Charles Keeler's Craftsman home in Berkeley designed by San Francisco architect Bernard Maybeck in 1895.

View of the Japanese Tea Garden at the 1894 California Midwinter International Exposition in San Francisco.

 The California Craftsman Bungalow

    The Bungalow, in all its various forms, has existed since the early seventeenth century. It originated in the Bengali region of India as a peasant dwelling, or "bangala" made of mud, cow dung, thatch, and bamboo. Its design shielded the hot sun with its low pitched roof and many windows which allowed for plenty of air ventilation. By the eighteenth century English colonists in India had adapted the hut to meet their needs, a structure which became known as a Bungalow. A Bungalow is classified as a one-or-one-and-a-half story house with a porch and veranda. In 1888 a local builder published his plan for a redwood bungalow in the California Architect and Building News, and the California Craftsman Bungalow was born.

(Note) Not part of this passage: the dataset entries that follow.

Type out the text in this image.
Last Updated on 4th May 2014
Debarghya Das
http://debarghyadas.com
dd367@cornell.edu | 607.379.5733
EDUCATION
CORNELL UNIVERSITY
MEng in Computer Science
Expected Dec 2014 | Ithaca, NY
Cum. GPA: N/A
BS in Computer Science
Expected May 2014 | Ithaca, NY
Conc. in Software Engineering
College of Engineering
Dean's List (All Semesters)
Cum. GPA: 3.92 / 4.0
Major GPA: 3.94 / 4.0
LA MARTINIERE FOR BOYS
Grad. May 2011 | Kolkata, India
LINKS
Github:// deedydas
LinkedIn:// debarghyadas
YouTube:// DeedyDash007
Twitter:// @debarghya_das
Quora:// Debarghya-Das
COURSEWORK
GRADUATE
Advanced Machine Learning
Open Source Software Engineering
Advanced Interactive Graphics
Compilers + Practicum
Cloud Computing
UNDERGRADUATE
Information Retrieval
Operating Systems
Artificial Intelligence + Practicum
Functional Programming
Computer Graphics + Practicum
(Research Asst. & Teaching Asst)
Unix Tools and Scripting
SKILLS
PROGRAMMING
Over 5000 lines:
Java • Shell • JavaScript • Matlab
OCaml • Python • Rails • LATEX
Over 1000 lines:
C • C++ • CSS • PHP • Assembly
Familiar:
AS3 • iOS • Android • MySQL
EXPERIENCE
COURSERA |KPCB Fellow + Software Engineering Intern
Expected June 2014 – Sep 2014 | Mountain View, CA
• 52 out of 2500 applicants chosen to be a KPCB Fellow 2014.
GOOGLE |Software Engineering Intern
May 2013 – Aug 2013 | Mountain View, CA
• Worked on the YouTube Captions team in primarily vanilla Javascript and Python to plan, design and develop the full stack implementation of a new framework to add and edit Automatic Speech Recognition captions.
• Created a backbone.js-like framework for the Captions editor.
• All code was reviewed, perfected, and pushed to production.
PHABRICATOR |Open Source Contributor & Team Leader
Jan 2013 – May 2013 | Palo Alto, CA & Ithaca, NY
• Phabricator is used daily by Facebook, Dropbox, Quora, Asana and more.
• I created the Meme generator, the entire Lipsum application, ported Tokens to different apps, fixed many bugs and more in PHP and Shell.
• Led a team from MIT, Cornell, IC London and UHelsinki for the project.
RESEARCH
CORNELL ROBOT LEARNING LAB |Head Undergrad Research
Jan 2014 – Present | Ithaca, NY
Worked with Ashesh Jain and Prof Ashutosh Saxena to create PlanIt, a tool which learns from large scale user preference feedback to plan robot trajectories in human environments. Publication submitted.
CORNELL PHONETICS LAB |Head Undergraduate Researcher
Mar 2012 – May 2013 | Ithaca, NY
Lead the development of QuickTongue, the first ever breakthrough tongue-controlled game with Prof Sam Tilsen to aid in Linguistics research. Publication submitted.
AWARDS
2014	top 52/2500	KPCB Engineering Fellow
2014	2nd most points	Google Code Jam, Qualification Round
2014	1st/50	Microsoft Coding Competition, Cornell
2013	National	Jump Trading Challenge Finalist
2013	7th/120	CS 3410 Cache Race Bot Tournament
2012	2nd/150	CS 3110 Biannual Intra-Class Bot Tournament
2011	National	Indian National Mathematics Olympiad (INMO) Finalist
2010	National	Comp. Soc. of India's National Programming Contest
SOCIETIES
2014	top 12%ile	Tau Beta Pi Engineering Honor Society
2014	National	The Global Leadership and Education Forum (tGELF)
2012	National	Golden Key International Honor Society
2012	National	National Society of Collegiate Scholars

     Southern California's growing middle class demanded affordable but stylized housing. The California Craftsman Bungalow was the perfect answer. Craftsman Bungalows followed the California Craftsman architectural style but on a smaller scale. They utilized natural materials, simple ornamentation, and honest construction. Low pitched roofs with overhangs at the eaves allowed for shade over large porches where families could enjoy the sunny California climate. Local materials used in construction included river rock for porches and chimneys and Pacific Northwest redwood for exterior timbers, beamed ceilings, shingled walls, and built in cabinetry. This allowed Bungalows to harmonize with their surroundings and be built for between $1,000 and $2,000. The California Craftsman Bungalow was a perfect blend of artistry and economy.


     Prefabricated Bungalow kits from Sears, Roebuck, Montgomery Ward, and the Aladdin Company became popular in the early twentieth century. Californians could choose their perfect Bungalow from a catalog book such as Henry L. Wilson's California Bungalows of the Twenties. Catalog plans made the California Craftsman Bungalow even more accessible to the mass public, which led to the "Bungalow Land" phenomenon in Southern California. The California Craftsman Bungalow became the characteristic architectural style of the early- twentieth century.

A Bungalow from Henry L. Wilson's California Bungalows of the Twenties catalog.